On Writing

Stephen King’s guide to narrative writing:

quick tips to creating  meaningful prose  while you enjoy yourself!

 

note from Worth Weller: this is a great book and makes fun and useful reading!

Here are some useful links I found about it:

Review

Discussion

Online purchase

Tip One

    “If you don’t have the time to read, you don’t have the time or the tools to write.”

Tip Two

    Get rid of the “bullshit,” or as William Strunk Jr. and E. B. White more elegantly put it in The Elements of Style, “Omit needless words.”

Tip Three

    “Write (about) what you like then imbue it with life and make it unique by blending in your own personal knowledge of life, friendship, relationships, sex, and work.”

Tip Four

    “John Grisham knows lawyers. What you know makes you unique in some other way. Be brave. Map the enemy’s positions, come back, tell us all you know.”

Tip Five

    “Words have weight. Words create sentences; sentences create paragraphs; sometimes paragraphs quicken and begin to breath.”

Tip Six

    “I would argue that the paragraph, not the sentence, is the basic unit of writing—the place where coherence begins and words stand a chance of becoming more than mere words.”

Tip Seven

    You must learn to use the paragraph well if you are to write well. What this means is lots of practice; you have to learn the beat.

Tip Eight

    “In expository prose, paragraphs can (and should) be neat and utilitarian. The ideal expository graf contains a topic sentence followed by others which explain or amplify the first.

Tip Nine

    “Topic-sentence-followed-by-support-and-description insists that the writer organize his/her thoughts, and it also provides good insurance against wandering away from the topic.”

Tip Ten

    “Paragraphs are almost as important for how they look as for what they say; they are maps of intent.”

Tip 11

    “One of the really bad things you can do to your writing is to dress up the vocabulary, looking for long words because you’re maybe a little bit ashamed of your short ones.”

Tip 12

    “As the whore said to the bashful sailor, ‘It ain’t how much you’ve got, honey, it’s how you use it’.”

Tip 13

    “Make yourself a solemn promise right now that you’ll never use ‘emolument’ when you mean ‘tip’ and you’ll never say John stopped long enough to perform an act of excretion when you mean John stopped long enough to take a shit.”

Tip 14

    “Remember that the basic rule of vocabulary is use the first word that comes to your mind, if it is appropriate and colorful.”

Tip 15

    Here’s what Stephen King has to say about grammar:
“Relax. Chill.”

Tip 16

    “One either absorbs the grammatical principles of one’s native language in conversation in reading or one does not. What Sophomore English does (or tries to do) is little more than the naming of the parts. And this isn’t high school.”

 

Tip 17

    Here’s all you need to know: “Nouns and verbs are the two indispensable parts of writing,…nouns, the words that name, and verbs, the words that act.”

 

    “Without one of each (noun and verb), no group of words can be a sentence, since a sentence is, by definition, a group of words containing a subject (noun) and a predicate (verb); these string of words begin with a capital letter, end with a period, and combine to make a complete thought which starts in the writer’s head and then leaps to the reader’s.”

Tip 18

    Avoid the passive tense: “It’s weak, it’s circuitous, and it’s frequently tortuous as well.”

For example:

    My first kiss will always be recalled by me as how my romance with Shayana was begun.

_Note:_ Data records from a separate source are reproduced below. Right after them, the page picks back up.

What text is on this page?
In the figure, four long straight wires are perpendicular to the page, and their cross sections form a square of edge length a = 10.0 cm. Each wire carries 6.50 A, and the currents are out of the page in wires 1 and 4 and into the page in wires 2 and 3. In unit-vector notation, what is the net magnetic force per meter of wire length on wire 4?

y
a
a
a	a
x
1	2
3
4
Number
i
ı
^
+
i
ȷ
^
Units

    “Oh, man—who farted, right? A simpler way to express this idea—sweeter and more forceful as well—might be this:”

    My romance with Shayana began with our first kiss. I’ll never forget it.

Tip 19

    “Good writing is often about letting go of fear and affectation.”

    “You probably do know what you’re talking about, and can safely energize your prose with active verbs.”

 

Tip 20

    Put the most important part of a sentence at the beginning (and remember Mr. Weller says do the same with a paragraph!).

    “Everyone’s entitled to his/her opinion, but I don’t believe With a hammer he killed Frank will ever replace He killed Frank with a hammer.”

Tip 21

    “Thin description leaves the reader feeling bewildered and nearsighted. Overdescription buries him or her in details and images. The trick is to find a happy medium.”

For Example:

    “For me, good description usually consists of a few well-chosen details that will stand for everything else.”

    “If I tell you that Carrie White is a high school outcast with a bad complexion and a fashion-victim wardrobe, I think you can do the rest, can’t you? I don’t need to give you a pimple-by-pimple, skirt-by-skirt rundown.”

Tip 22

    About those revisions—how much and how many?

    “For me the answer has always been two drafts and a polish.”

Conclusion

    “If you want to be a writer, you must do two things above all others: read a lot and write a lot. There’s no way around these two things that I’m aware of, no shortcut.”